Speaking of editing video, I did, and the Slim Pro 7 handled it quite well. I used both Blender on Windows and Kdenlive on Linux. I had to enable GPU support in Kdenlive before I saw much performance boost, but in the end I was able to render out 5 minutes of 5.2K footprint in just over 12 minutes. For reference, my Lenovo X14 with an 6000 series AMD Ryzen 7 takes over 30 minutes to render the same footage. The main difference? The dedicated graphics card.

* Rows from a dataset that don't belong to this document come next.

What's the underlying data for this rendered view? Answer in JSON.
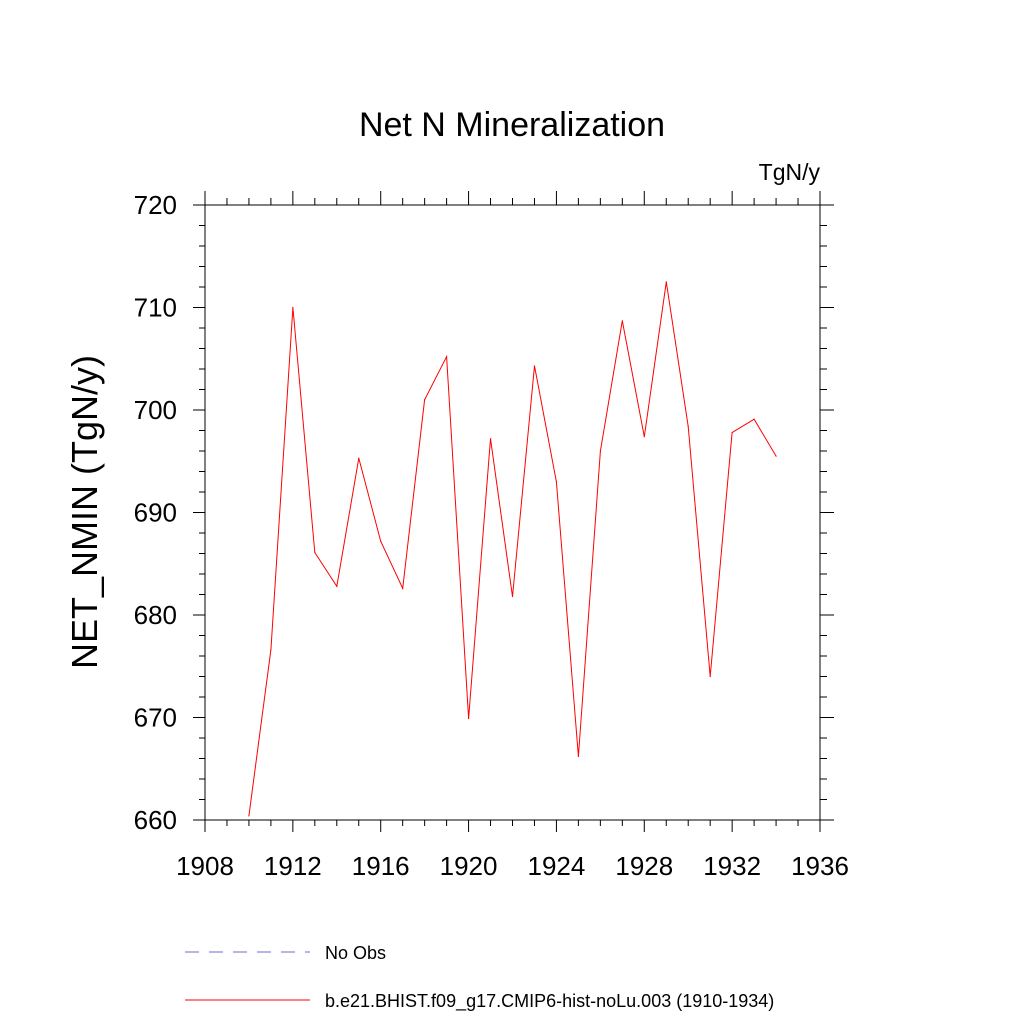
{
  "chart_data": {
    "type": "line",
    "title": "Net N Mineralization",
    "units_label": "TgN/y",
    "xlabel": "",
    "ylabel": "NET_NMIN  (TgN/y)",
    "xlim": [
      1908,
      1936
    ],
    "ylim": [
      660,
      720
    ],
    "x_ticks": [
      1908,
      1912,
      1916,
      1920,
      1924,
      1928,
      1932,
      1936
    ],
    "y_ticks": [
      660,
      670,
      680,
      690,
      700,
      710,
      720
    ],
    "grid": false,
    "legend_position": "bottom",
    "series": [
      {
        "name": "No Obs",
        "color": "#6b6bd6",
        "dashed": true,
        "x": [],
        "values": []
      },
      {
        "name": "b.e21.BHIST.f09_g17.CMIP6-hist-noLu.003 (1910-1934)",
        "color": "#ff0000",
        "dashed": false,
        "x": [
          1910,
          1911,
          1912,
          1913,
          1914,
          1915,
          1916,
          1917,
          1918,
          1919,
          1920,
          1921,
          1922,
          1923,
          1924,
          1925,
          1926,
          1927,
          1928,
          1929,
          1930,
          1931,
          1932,
          1933,
          1934
        ],
        "values": [
          660.4,
          676.6,
          710.0,
          686.1,
          682.8,
          695.3,
          687.2,
          682.6,
          701.0,
          705.2,
          669.9,
          697.2,
          681.8,
          704.3,
          693.0,
          666.2,
          696.0,
          708.7,
          697.4,
          712.5,
          698.4,
          674.0,
          697.8,
          699.1,
          695.5
        ]
      }
    ]
  }
}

You don’t need to edit video to appreciate the performance here, but if you aren’t editing video or doing other GPU-intensive tasks this might be a bit of overkill for your needs. At the same time, the slower screen refresh rate means this isn’t the best option for mobile gaming, though it would no doubt serve the casual gamer playing Stardew Valley.
Good Ports, Bad Camera
Good video performance like this often means poor battery life, but that’s not the case here. Lenovo has packed in a 73-watt-hour battery that manages to get about seven hours of battery life in real-world use. That number will come down the more time you spend editing video, but it’s still very impressive for a laptop with these specs. Suffice it to say that for casual use you can just about eke out a day’s work, but if you’re headed to the coffee shop to edit video, bring the charger. I should also note that the charger, while rather large for a laptop charger these days, does indeed juice up the battery very quickly. Lenovo says you can get three hours of battery life off a 15-minute charge, a claim that held up in my testing.